Plus, they’re easy to come by: Phages are everywhere in the environment. There seems to be at least one that preys on every strain of bacteria, and to find those that fight infections, one need only find a repository of human bacteria. In an apparent inversion of all of Pasteur’s and Lister’s principles, cures are found in pus, urine and feces.
And unlike with antibiotics, which cost millions to develop and bring to market, on the rare occasions when bacteria do become resistant to a phage drug, microbiologists need only return to the sewer for a new strain of killer.

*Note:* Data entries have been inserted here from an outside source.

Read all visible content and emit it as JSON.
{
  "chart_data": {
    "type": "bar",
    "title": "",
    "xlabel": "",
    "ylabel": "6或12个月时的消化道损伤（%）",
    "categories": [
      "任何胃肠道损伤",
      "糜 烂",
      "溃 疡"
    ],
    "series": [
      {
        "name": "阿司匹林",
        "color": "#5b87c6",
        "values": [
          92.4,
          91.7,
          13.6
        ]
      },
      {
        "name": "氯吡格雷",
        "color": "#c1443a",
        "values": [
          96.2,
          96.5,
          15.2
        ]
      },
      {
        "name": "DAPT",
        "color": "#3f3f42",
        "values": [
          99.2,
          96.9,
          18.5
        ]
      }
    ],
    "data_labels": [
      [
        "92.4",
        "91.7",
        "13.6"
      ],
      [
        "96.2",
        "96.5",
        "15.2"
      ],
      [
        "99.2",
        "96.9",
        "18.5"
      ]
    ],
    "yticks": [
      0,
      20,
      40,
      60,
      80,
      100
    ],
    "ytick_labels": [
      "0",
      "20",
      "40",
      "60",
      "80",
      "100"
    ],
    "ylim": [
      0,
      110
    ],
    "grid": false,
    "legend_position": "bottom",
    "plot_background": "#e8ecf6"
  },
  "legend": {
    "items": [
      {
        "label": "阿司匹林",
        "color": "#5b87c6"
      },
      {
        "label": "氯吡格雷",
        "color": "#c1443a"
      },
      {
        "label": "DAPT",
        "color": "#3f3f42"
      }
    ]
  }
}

Hurdles to US clinical trials, however, are many. Though widely used in the former Soviet Union, Western researchers have found little they can sink their teeth into in the way of scientific studies on phages by the Soviets: There were no double-blind trials, and the remaining studies are often viewed as unsatisfactory.
“There are a lot of applications in Russian [medical] literature that describe the use of phages, and many of them include controls,” says Alexander Sulakvelidze, a Georgian microbiologist and professor at the University of Maryland Medical School who, with physician Glenn Morris, has launched a startup, Intralytix, Inc. to pursue phage treatment. “The problems with those publications are that they are in non-English literature, their scientific style is very different from what one is used
to seeing in English [language] scientific publications, and some of them are censored. For example, the military was one of the heaviest users of phages so…you won’t be able to find exactly how many patients were involved in their studies or other crucial data.”
“This is something [the FDA] has never approved before,” says Sulakvelidze. “There is no pre-made list of things that need to go into this approval process. There’s no checklist to go down…and at the end say everything is done and you can get approval.”
One clear requirement that the agency appears to have set is that all the phage viruses in a treatment be thoroughly characterized, genetically sequenced and kept constant. Firms currently seeking FDA approval have agreed to this approach, but those further from trials, like Phage International, in the Bay Area, are critical, claiming that limiting the genetic variability of the phages will eliminate their inherent strength.
“The FDA says that our requirement is that you stop the very process that makes it work,” says Phage International’s Ronald Goossens.
But, like a true entrepreneur, Sulakvelidze is optimistic about phage: “I think their time is going to come.”